# 08 Sentra - Rough Idle, Slow Accel, Oil Consumption



## paultyoumans (May 22, 2018)

Hi. Thanks for reading. 

My wife's 2008 Sentra - Base Model
105,000 Miles
No check engine lights.

Similar to other threads, in hotter months, engine shutters at idle, rpm drops, and is slow to accelerate. This typically happens at stop lights. 

Owned a little over a year. Oil consumption since we bought it (did not know until owned). One quart every other gas tank, no smoke, no leak. 

Dealer replaced transmission (under warranty) when I brought it in for engine noise. Turned out to be the low oil.

When I purchased it:
I replaced intake hose prior to the throttle body.

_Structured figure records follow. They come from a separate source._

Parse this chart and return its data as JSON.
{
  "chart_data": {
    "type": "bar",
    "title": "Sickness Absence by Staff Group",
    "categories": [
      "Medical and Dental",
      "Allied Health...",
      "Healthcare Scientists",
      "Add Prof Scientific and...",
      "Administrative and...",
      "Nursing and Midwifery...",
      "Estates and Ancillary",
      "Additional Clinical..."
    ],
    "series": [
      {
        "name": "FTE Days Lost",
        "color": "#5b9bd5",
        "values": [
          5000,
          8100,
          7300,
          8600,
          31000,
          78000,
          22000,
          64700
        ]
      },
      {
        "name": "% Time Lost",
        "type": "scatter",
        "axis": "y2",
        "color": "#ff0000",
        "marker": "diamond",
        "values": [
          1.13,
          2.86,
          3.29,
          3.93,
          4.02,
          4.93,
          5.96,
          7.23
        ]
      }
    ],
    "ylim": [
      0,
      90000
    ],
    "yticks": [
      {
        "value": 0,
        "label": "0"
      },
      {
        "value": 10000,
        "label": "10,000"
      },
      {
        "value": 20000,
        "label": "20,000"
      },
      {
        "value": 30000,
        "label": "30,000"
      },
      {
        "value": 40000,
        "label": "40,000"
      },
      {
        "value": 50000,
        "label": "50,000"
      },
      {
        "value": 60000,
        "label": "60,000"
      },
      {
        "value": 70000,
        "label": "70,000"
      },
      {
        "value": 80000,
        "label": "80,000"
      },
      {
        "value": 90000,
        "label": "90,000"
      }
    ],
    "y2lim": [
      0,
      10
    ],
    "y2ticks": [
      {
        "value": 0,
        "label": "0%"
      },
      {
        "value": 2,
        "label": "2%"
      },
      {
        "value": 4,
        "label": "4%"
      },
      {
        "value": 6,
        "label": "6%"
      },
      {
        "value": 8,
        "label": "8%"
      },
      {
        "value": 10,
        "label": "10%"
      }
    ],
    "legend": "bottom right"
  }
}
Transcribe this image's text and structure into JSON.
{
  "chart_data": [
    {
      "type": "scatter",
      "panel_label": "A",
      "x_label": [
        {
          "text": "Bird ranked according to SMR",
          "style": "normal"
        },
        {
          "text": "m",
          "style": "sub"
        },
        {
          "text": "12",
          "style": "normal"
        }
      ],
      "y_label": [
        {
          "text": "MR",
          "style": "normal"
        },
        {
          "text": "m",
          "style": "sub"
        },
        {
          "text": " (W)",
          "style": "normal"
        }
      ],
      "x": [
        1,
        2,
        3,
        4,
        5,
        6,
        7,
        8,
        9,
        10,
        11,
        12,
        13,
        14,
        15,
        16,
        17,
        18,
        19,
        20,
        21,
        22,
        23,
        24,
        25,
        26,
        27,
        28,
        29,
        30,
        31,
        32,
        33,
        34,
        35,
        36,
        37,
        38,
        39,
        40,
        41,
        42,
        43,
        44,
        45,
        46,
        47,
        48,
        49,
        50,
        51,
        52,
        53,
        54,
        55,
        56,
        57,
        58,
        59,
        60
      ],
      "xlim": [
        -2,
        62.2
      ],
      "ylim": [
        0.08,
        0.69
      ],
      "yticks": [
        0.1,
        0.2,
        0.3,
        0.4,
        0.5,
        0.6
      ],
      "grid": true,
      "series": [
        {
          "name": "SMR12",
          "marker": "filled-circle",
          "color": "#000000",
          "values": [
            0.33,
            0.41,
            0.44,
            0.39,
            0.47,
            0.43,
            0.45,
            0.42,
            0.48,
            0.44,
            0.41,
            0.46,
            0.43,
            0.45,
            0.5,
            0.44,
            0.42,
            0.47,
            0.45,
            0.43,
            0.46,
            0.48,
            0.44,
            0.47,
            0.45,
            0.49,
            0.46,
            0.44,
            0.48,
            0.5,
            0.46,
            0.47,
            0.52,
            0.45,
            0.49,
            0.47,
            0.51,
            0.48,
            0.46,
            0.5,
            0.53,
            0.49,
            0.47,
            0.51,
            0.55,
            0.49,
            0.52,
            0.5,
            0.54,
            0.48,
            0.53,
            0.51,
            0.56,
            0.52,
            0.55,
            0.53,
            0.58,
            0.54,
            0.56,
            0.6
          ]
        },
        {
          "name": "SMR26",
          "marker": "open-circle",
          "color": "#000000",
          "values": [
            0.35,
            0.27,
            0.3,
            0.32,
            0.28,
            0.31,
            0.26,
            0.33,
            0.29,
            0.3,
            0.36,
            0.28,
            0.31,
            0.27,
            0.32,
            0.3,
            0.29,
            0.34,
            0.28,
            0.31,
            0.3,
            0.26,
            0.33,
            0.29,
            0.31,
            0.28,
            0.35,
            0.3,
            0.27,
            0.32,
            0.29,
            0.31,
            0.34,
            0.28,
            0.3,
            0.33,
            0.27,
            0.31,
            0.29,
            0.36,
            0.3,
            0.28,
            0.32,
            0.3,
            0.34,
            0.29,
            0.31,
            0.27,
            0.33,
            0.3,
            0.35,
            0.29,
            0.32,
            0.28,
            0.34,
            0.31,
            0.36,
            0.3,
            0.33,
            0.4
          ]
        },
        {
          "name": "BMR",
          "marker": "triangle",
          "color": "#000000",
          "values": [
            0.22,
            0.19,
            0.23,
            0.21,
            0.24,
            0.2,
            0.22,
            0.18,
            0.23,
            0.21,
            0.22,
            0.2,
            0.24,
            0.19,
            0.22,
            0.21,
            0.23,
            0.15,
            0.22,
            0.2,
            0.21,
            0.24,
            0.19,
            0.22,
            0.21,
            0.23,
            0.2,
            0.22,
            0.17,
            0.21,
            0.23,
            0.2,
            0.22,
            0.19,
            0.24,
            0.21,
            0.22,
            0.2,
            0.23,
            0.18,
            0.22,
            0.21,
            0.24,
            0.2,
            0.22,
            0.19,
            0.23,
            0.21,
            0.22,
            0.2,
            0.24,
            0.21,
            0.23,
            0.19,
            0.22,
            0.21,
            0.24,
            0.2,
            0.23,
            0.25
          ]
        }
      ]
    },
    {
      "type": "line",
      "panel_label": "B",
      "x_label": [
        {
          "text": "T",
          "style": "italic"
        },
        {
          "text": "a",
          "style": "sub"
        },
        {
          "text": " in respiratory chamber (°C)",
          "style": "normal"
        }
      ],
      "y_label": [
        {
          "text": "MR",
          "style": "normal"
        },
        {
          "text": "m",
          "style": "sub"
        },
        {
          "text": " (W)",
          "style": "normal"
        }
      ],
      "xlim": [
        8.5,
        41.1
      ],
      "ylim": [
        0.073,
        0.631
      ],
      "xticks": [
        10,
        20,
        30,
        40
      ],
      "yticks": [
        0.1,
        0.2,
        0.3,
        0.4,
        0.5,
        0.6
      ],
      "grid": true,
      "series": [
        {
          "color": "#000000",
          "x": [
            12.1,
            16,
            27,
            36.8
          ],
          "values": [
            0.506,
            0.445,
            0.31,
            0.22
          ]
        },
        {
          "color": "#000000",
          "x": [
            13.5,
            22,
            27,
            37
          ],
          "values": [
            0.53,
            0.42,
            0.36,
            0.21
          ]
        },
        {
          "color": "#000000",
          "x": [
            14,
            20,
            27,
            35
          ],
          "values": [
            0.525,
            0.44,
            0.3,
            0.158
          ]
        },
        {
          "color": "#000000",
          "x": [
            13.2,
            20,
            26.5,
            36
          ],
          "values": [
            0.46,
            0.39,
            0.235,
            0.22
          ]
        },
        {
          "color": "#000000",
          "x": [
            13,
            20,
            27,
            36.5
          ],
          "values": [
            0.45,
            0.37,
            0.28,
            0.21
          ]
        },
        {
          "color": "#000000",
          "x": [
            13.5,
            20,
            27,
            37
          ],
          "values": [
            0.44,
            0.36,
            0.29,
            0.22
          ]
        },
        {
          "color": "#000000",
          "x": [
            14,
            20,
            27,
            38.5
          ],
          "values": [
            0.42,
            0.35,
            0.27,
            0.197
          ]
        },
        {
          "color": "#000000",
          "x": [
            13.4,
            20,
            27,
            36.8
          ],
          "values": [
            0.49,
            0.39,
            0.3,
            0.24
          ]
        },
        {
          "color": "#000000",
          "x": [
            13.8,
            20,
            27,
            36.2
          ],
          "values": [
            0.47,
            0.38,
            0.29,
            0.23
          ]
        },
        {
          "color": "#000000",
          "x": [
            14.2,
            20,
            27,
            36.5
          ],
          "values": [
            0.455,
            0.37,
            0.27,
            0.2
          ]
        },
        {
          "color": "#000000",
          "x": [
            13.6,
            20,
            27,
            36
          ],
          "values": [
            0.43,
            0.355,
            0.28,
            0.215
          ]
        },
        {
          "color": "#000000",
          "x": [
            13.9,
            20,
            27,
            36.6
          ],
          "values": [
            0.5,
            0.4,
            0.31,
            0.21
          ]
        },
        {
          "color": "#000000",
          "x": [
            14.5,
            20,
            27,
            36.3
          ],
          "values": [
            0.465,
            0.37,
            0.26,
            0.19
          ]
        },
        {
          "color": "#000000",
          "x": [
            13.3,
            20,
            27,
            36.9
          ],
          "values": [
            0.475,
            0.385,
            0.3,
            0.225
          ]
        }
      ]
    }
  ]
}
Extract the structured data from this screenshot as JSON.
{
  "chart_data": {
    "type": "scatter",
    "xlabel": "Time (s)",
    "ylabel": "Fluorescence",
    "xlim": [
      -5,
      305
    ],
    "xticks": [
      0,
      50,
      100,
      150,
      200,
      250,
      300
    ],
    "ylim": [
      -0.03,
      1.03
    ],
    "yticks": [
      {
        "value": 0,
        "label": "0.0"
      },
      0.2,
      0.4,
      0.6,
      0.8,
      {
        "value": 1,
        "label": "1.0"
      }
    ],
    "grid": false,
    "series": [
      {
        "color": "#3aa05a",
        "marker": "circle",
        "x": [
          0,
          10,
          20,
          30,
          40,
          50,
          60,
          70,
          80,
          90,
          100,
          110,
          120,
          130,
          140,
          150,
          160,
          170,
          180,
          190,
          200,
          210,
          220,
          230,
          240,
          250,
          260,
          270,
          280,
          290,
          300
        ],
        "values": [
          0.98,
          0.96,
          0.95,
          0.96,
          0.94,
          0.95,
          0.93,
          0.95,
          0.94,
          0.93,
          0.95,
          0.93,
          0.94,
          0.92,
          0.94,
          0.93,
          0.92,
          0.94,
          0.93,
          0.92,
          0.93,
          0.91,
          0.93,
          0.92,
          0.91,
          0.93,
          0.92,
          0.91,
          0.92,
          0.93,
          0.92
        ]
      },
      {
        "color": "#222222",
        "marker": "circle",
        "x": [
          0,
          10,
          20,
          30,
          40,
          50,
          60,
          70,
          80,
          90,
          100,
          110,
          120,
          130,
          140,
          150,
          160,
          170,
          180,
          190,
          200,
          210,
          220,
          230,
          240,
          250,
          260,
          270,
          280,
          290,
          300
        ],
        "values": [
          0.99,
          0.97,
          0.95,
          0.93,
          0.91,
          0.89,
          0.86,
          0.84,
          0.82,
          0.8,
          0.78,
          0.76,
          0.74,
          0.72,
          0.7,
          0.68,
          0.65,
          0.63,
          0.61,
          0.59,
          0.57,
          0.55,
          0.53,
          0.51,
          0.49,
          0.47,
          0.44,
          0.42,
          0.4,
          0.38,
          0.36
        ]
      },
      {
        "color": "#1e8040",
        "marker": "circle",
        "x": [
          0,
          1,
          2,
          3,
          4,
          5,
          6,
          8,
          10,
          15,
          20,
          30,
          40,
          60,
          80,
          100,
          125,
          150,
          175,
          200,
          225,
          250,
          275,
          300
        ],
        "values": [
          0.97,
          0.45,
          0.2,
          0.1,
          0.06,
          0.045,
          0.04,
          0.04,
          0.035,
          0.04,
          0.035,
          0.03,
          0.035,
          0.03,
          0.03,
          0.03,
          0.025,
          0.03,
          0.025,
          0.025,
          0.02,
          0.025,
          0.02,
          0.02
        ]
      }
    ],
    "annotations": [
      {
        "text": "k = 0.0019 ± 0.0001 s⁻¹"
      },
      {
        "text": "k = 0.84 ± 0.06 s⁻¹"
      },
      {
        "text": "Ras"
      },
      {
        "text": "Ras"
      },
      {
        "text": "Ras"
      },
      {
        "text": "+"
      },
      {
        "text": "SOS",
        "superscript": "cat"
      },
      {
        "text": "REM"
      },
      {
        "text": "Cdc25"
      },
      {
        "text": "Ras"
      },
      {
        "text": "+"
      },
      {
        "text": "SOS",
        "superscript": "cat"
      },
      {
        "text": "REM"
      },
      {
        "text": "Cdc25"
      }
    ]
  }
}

It was clean. 
Replaced the serpentine belt.

This week:
I replaced battery (corrosive leads).
Just replaced PCV valve. 

I doubt spark plugs or fuel injectors have been replaced since new. 

Please take a look at these photos. 
The first is a fuel injector in question. I am a novice with this and cannot tell if this is spilled oil or leaked gas that is now dirty after having been driven for thousands of miles.
The area to the left of the injector.
This is the far right injector, appears to be clean with no issues. 


























Tried posting the pictures twice. All they show is the image. Will try tomorrow.

Any insights are helpful. Thanks again. 
Paul


----------